The complex diagnostic pathway is usefully summarised in an algorithm. Guidance covers the use of a bleeding assessment tool for screening, which tests to use to measure VWF activity and to determine subtypes, and reconsidering the diagnosis when VWF levels change. Values for VWF activity are suggested for Type 2 VWD but recommended for Type 1 VWD. The threshold VWF activity defining Type 1 VWD is clearer than in some other guidelines (a level of <0.30 IU/mL regardless of bleeding and a VWF level of 0.30 to 0.50 IU/mL for patients with abnormal bleeding) and the term ‘low VWF’ is avoided, both of which should reduce underdiagnosis.

All of the 12 recommendations on management are ‘suggestion’-strength only. Prophylaxis is an option for people with a history of severe and frequent bleeds.
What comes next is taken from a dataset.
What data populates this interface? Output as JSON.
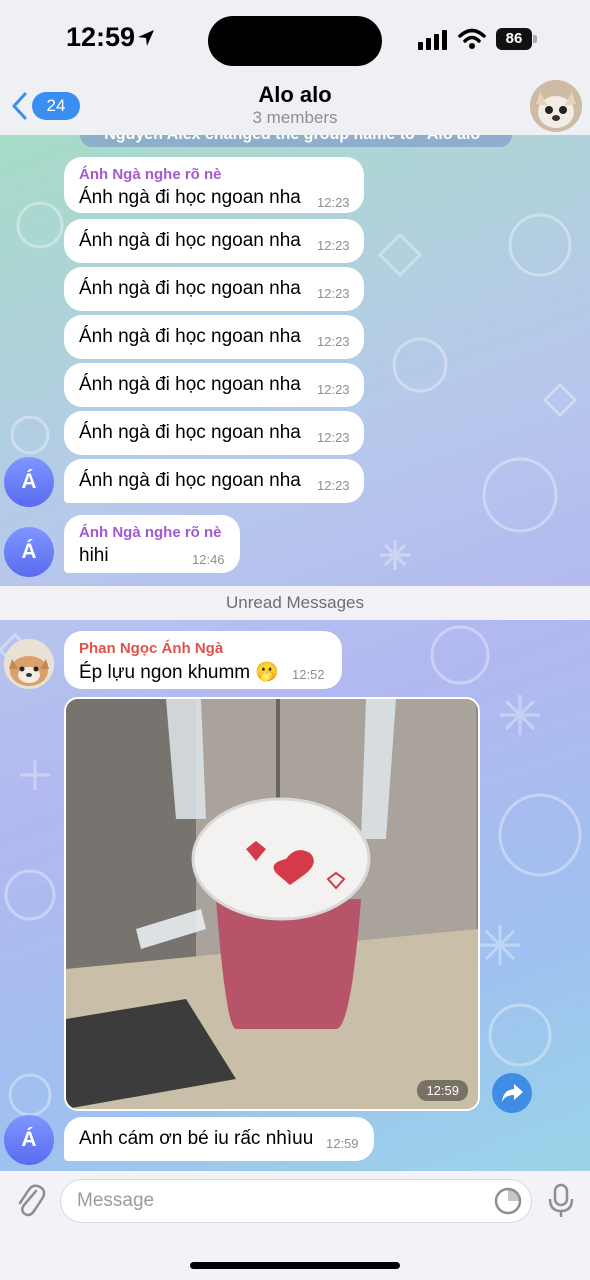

If desmopressin is an option, it is preferred to tranexamic acid provided a trial suggests benefit. Patients with VWD who need treatment with antiplatelet agents or anticoagulant therapy for cardiovascular disease should have it. After surgery, levels of both FVIII and VWF activity should be targeted, not only FVIII. The guidelines propose VWF activity levels to cover neuraxial anaesthesia and provide advice on using tranexamic acid to cover minor surgery and invasive procedures. Hormonal therapy or tranexamic acid are preferred to desmopressin to control heavy menstrual bleeding; after delivery, women should be offered tranexamic acid, especially if they have type 1 VWD or low VWF levels.

The management guidance is similar to older guidelines from the UK and the USA, with differences largely in the strength of evidence and inclusion of patient and family preferences when a clear treatment choice is lacking.
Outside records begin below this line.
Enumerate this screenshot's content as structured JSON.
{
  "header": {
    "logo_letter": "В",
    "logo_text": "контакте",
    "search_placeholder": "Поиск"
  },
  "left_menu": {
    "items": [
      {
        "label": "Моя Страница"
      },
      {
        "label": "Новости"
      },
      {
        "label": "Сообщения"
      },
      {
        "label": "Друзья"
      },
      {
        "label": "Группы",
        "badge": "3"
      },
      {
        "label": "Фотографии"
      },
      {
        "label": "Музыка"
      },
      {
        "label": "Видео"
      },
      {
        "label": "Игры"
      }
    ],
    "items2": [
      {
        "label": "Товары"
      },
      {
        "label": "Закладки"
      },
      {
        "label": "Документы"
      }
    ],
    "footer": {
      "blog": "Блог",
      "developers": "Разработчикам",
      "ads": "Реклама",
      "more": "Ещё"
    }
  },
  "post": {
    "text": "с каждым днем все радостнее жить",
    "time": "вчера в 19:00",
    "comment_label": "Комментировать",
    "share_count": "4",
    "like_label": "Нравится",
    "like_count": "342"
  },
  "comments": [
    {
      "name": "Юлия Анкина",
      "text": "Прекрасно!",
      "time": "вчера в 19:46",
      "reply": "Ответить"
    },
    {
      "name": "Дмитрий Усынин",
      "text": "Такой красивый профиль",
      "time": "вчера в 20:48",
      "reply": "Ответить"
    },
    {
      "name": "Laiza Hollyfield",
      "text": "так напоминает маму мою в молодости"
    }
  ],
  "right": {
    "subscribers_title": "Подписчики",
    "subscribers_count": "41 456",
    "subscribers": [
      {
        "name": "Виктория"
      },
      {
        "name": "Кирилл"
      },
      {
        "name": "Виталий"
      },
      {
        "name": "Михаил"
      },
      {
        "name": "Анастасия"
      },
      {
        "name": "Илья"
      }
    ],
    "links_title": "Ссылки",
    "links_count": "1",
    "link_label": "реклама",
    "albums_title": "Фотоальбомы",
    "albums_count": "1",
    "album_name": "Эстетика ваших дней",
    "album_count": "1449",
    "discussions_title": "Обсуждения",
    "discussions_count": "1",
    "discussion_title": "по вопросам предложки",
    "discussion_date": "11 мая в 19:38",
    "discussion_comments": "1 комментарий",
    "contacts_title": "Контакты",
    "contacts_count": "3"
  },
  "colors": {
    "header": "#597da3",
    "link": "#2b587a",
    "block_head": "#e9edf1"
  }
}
These new guidelines, while welcome, highlight the need for much more research into the diagnosis, treatment and management of vWD. The evidence presented in the guidelines, is often considered weak. There is a lack of good quality research in the area, particularly related to treatment and management options. The evidence required for improving care and management for those affected by or with vWD can be improved. Emerging evidence of the impact of living with von Willebrand’s, such as obstetric and gynaecological bleeding and musculo-skeletal complications, indicates that research should have a multi-disciplinary approach with a focus on improving quality of life through improving quality of care. We at Haemnet would like to see standards of care for all those with vWD, to include access to comprehensive multidisciplinary care as is accepted practice in haemophilia.
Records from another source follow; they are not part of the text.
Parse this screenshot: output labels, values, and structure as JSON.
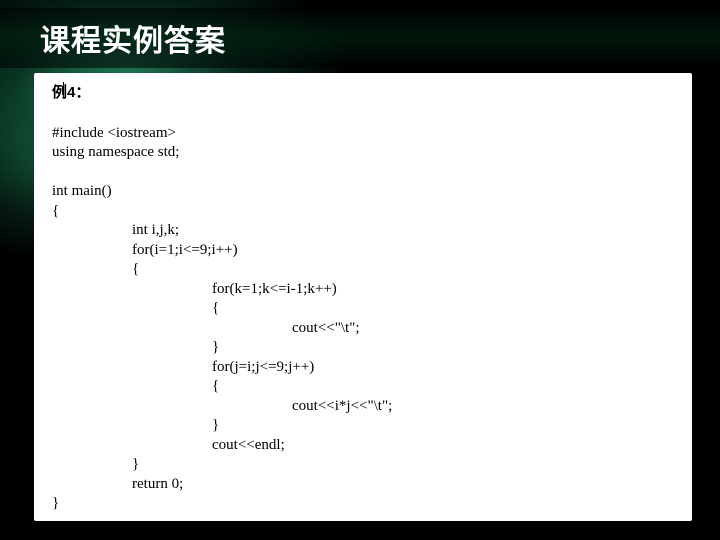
{
  "title": "课程实例答案",
  "example_label": "例4：",
  "code": {
    "l01": "#include <iostream>",
    "l02": "using namespace std;",
    "l03": "",
    "l04": "int main()",
    "l05": "{",
    "l06": "int i,j,k;",
    "l07": "for(i=1;i<=9;i++)",
    "l08": "{",
    "l09": "for(k=1;k<=i-1;k++)",
    "l10": "{",
    "l11": "cout<<\"\\t\";",
    "l12": "}",
    "l13": "for(j=i;j<=9;j++)",
    "l14": "{",
    "l15": "cout<<i*j<<\"\\t\";",
    "l16": "}",
    "l17": "cout<<endl;",
    "l18": "}",
    "l19": "return 0;",
    "l20": "}"
  }
}
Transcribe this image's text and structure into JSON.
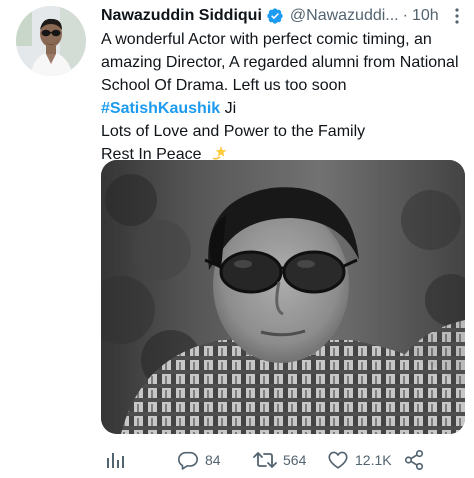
{
  "tweet": {
    "author_name": "Nawazuddin Siddiqui",
    "handle": "@Nawazuddi...",
    "dot": "·",
    "time": "10h",
    "lines": {
      "l1": "A wonderful Actor with perfect comic timing, an",
      "l2": "amazing Director, A regarded alumni from National",
      "l3": "School Of Drama. Left us too soon",
      "hashtag": "#SatishKaushik",
      "l4_suffix": " Ji",
      "l5": "Lots of Love and Power to the Family",
      "l6": "Rest In Peace"
    },
    "emoji": "dizzy-star-emoji"
  },
  "actions": {
    "replies": "84",
    "retweets": "564",
    "likes": "12.1K"
  },
  "icons": {
    "analytics": "bar-chart-icon",
    "reply": "reply-bubble-icon",
    "retweet": "retweet-icon",
    "like": "heart-icon",
    "share": "share-icon",
    "more": "more-dots-icon",
    "verified": "verified-badge-icon"
  },
  "colors": {
    "text": "#0f1419",
    "secondary": "#536471",
    "accent": "#1d9bf0",
    "verified": "#1d9bf0"
  }
}
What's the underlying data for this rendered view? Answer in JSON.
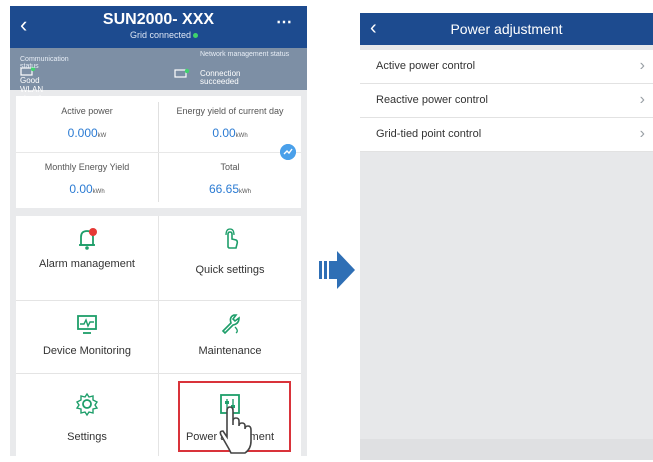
{
  "left_screen": {
    "header": {
      "title": "SUN2000- XXX",
      "subtitle": "Grid connected"
    },
    "status": {
      "communication": {
        "label": "Communication status",
        "value": "Good WLAN signal"
      },
      "network": {
        "label": "Network management status",
        "value": "Connection succeeded"
      }
    },
    "kpis": [
      {
        "label": "Active power",
        "value": "0.000",
        "unit": "kW"
      },
      {
        "label": "Energy yield of current day",
        "value": "0.00",
        "unit": "kWh"
      },
      {
        "label": "Monthly Energy Yield",
        "value": "0.00",
        "unit": "kWh"
      },
      {
        "label": "Total",
        "value": "66.65",
        "unit": "kWh"
      }
    ],
    "menu": [
      {
        "label": "Alarm management",
        "icon": "alarm-bell-icon"
      },
      {
        "label": "Quick settings",
        "icon": "touch-hand-icon"
      },
      {
        "label": "Device Monitoring",
        "icon": "monitor-icon"
      },
      {
        "label": "Maintenance",
        "icon": "wrench-icon"
      },
      {
        "label": "Settings",
        "icon": "gear-icon"
      },
      {
        "label": "Power adjustment",
        "icon": "power-adjust-icon"
      }
    ],
    "alarm_badge": "",
    "accent": "#1d4b8f",
    "highlight_color": "#d9333a"
  },
  "right_screen": {
    "header": {
      "title": "Power adjustment"
    },
    "items": [
      {
        "label": "Active power control"
      },
      {
        "label": "Reactive power control"
      },
      {
        "label": "Grid-tied point control"
      }
    ]
  },
  "arrow_color": "#2f6fb5"
}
With the “Cinderella Study”, Haemnet is currently investigating the unmet needs for women and girls affected by bleeding disorders and a large number of the almost 300 participants have vWD. Abstracts from the study with initial findings will be presented in the Poster Section at next week’s EAHAD meeting.


  1. James PD, Connell NT, Ameer B, et al. ASH ISTH NHF WFH 2021 guidelines on the diagnosis of von Willebrand disease. Blood Adv 2021;5:280-300.
  2. Connell NT, Flood VH, Brignardello-Petersen R, et al. ASH ISTH NHF WFH 2021 guidelines on the management of von Willebrand disease. Blood Adv 2021;5:301–325.